「よく歩き、よく考える」が副題。「昔から思索家はよく歩く。哲学者然り、詩人然り、小説家然り、作曲家然り・・・・・・よく歩く者はよく考える。よく考える者は自由だ。自由は知性の権利だ」と言う。帯に「文学、思想、人類史、自然学、考現学、地理学・・・・・・散歩をしながら、様々な思考が頭の中を駆け巡る」とあるが、本書はまさにその通りで、中身の濃密さに驚き、感心する。

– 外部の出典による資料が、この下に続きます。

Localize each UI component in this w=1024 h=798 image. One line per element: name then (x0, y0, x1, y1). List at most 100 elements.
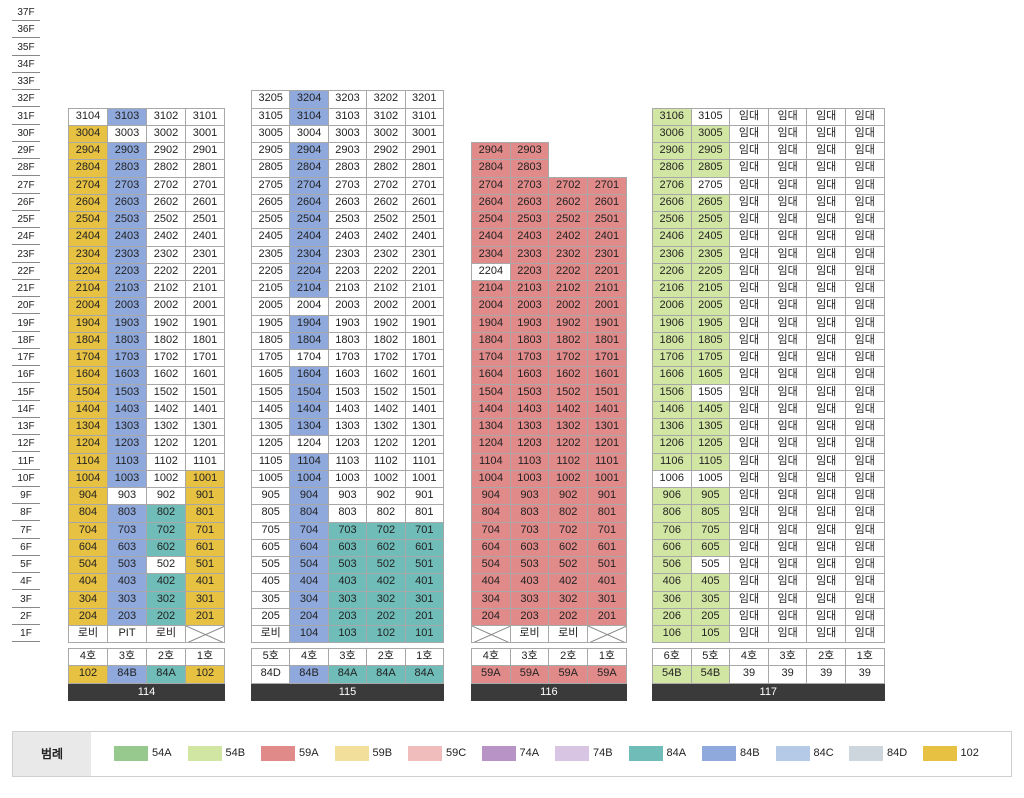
unit-cell: 903 (107, 487, 147, 506)
unit-cell: 2204 (471, 262, 511, 281)
unit-cell: 1701 (587, 349, 627, 368)
lobby-cell: 로비 (548, 625, 589, 644)
no-unit-cell (587, 625, 627, 644)
unit-cell: 임대 (729, 176, 769, 195)
unit-cell: 901 (587, 487, 627, 506)
unit-cell: 1001 (185, 469, 225, 488)
unit-cell: 1104 (68, 452, 108, 471)
unit-cell: 2105 (690, 280, 731, 299)
unit-type-header: 84A (327, 665, 368, 684)
unit-cell: 406 (652, 573, 692, 592)
unit-cell: 임대 (767, 366, 808, 385)
unit-cell: 1306 (652, 418, 692, 437)
unit-cell: 2403 (327, 228, 368, 247)
unit-cell: 601 (587, 538, 627, 557)
unit-number-header: 5호 (690, 648, 731, 667)
unit-cell: 403 (509, 573, 550, 592)
unit-cell: 2603 (107, 193, 147, 212)
unit-cell: 1802 (548, 331, 589, 350)
unit-cell: 504 (289, 556, 329, 575)
unit-cell: 임대 (806, 142, 846, 161)
unit-cell: 임대 (845, 176, 885, 195)
unit-number-header: 4호 (471, 648, 511, 667)
unit-cell: 2501 (404, 211, 444, 230)
unit-cell: 1603 (107, 366, 147, 385)
unit-cell: 2702 (366, 176, 406, 195)
unit-cell: 2504 (289, 211, 329, 230)
unit-cell: 1604 (289, 366, 329, 385)
unit-cell: 3002 (146, 124, 186, 143)
unit-cell: 임대 (806, 400, 846, 419)
unit-cell: 임대 (767, 314, 808, 333)
unit-cell: 604 (471, 538, 511, 557)
unit-cell: 1303 (509, 418, 550, 437)
unit-cell: 3106 (652, 107, 692, 126)
unit-type-header: 54B (652, 665, 692, 684)
unit-cell: 2605 (690, 193, 731, 212)
unit-cell: 604 (68, 538, 108, 557)
unit-cell: 임대 (806, 487, 846, 506)
unit-cell: 2104 (68, 280, 108, 299)
unit-cell: 1503 (107, 383, 147, 402)
unit-cell: 임대 (806, 556, 846, 575)
unit-cell: 804 (289, 504, 329, 523)
pit-cell: PIT (107, 625, 147, 644)
floor-label: 11F (12, 453, 40, 470)
unit-cell: 2302 (146, 245, 186, 264)
unit-cell: 임대 (845, 607, 885, 626)
unit-cell: 1401 (587, 400, 627, 419)
unit-cell: 3201 (404, 90, 444, 109)
unit-cell: 임대 (729, 159, 769, 178)
unit-cell: 902 (146, 487, 186, 506)
unit-cell: 801 (587, 504, 627, 523)
legend-label: 74A (519, 747, 540, 759)
unit-cell: 1103 (509, 452, 550, 471)
legend-label: 54A (152, 747, 172, 759)
unit-cell: 2103 (327, 280, 368, 299)
unit-cell: 702 (366, 521, 406, 540)
unit-cell: 1604 (471, 366, 511, 385)
unit-cell: 704 (68, 521, 108, 540)
unit-cell: 임대 (845, 573, 885, 592)
unit-cell: 2104 (289, 280, 329, 299)
unit-cell: 1702 (548, 349, 589, 368)
unit-cell: 304 (471, 590, 511, 609)
floor-label: 8F (12, 504, 40, 522)
unit-cell: 2601 (587, 193, 627, 212)
unit-cell: 404 (471, 573, 511, 592)
unit-cell: 2503 (107, 211, 147, 230)
unit-cell: 2101 (404, 280, 444, 299)
unit-cell: 2903 (509, 142, 550, 161)
unit-cell: 임대 (729, 297, 769, 316)
unit-cell: 1001 (587, 469, 627, 488)
floor-label: 35F (12, 39, 40, 56)
unit-cell: 405 (690, 573, 731, 592)
unit-cell: 임대 (806, 159, 846, 178)
no-unit-cell (471, 625, 511, 644)
unit-cell: 2604 (471, 193, 511, 212)
floor-label: 12F (12, 435, 40, 453)
unit-cell: 임대 (845, 504, 885, 523)
unit-cell: 1905 (690, 314, 731, 333)
unit-cell: 2201 (587, 262, 627, 281)
unit-cell: 2501 (185, 211, 225, 230)
unit-type-header: 59A (509, 665, 550, 684)
unit-cell: 임대 (729, 383, 769, 402)
unit-cell: 2403 (107, 228, 147, 247)
unit-cell: 1702 (366, 349, 406, 368)
unit-cell: 임대 (729, 435, 769, 454)
unit-cell: 3003 (107, 124, 147, 143)
unit-cell: 임대 (806, 124, 846, 143)
unit-cell: 2302 (366, 245, 406, 264)
unit-cell: 3103 (327, 107, 368, 126)
unit-cell: 1004 (471, 469, 511, 488)
unit-cell: 2103 (107, 280, 147, 299)
unit-cell: 2003 (509, 297, 550, 316)
unit-cell: 1801 (185, 331, 225, 350)
unit-cell: 2702 (548, 176, 589, 195)
unit-cell: 3105 (251, 107, 291, 126)
unit-cell: 604 (289, 538, 329, 557)
unit-cell: 2301 (404, 245, 444, 264)
unit-cell: 임대 (806, 625, 846, 644)
unit-cell: 201 (404, 607, 444, 626)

確かに人類史は歩行の歴史だ。直立二足歩行の開始以来、人類は歩き、自然と対話した。この自然との対話こそが、最も古い宗教の形態となる。ルソーもカントも歩いて哲学した。京都には、「哲学の道」があって、私も歩いたが、確かに心が落ち着いたものだ。
「散歩する文学者たち」――萩原朔太郎「秋と漫歩」も芥川龍之介の「歯車」も、永井荷風「濹東綺譚」もつぶさに歩きながらよく見ている。原東京というべき「武蔵野」について、国木田独歩や大岡昇平だけでなく、昭和天皇にも触れている。話が縦横に飛び、極めて面白い。散歩で得られる情報はまさに膨大。「人はそれほどに散歩中に多くのことを思い巡らせているのである」と言っている。ニューヨークもヴェネチアにもよく訪れており、都市の匂いがこちらにも伝わってくる。なるほど、自分は忙しく仕事ばかりして見るものを見ないでもったいないことをしたと思う。
「都心を歩く」――私の地元の十条銀座や東十条、「埼玉屋」の大将とのやりとりまで出てきて嬉しくなる。池袋、高田馬場・ ミャンマータウン、阿佐ヶ谷・・・・・・。「郊外を歩く」――登戸(川崎市)ゴールデン街では「昭和の騒々しさ、猥雑さは当時の街に充満していた雑多なニオイの記憶と分かち難く結びついている」と言う。町田で老舗の馬肉料理店「柿島屋」、西荻窪の台湾料理店「珍味亭」に行く。「角打ち散歩」として、新橋と神田をはしごする。「田舎を歩く」として、屋久島に縄文杉に会いに行く。秋田にも行き思いを巡らせる。
「散歩に出れば・・・・・・生の現実、生身の他者からしか得られない、はるかに多くの情報にまみれることになる」「心にゆとりがないと、ヒトは気宇壮大なことは考えられないし、未来を設計したりもできない」「いっそ、人の手を煩わさなくてもいい仕事を全て生成AIに押し付けて、空いた時間に散歩にかまけるのが最も賢い選択となるのではないか」と言うのだ。散歩は最高の贅沢かもしれない。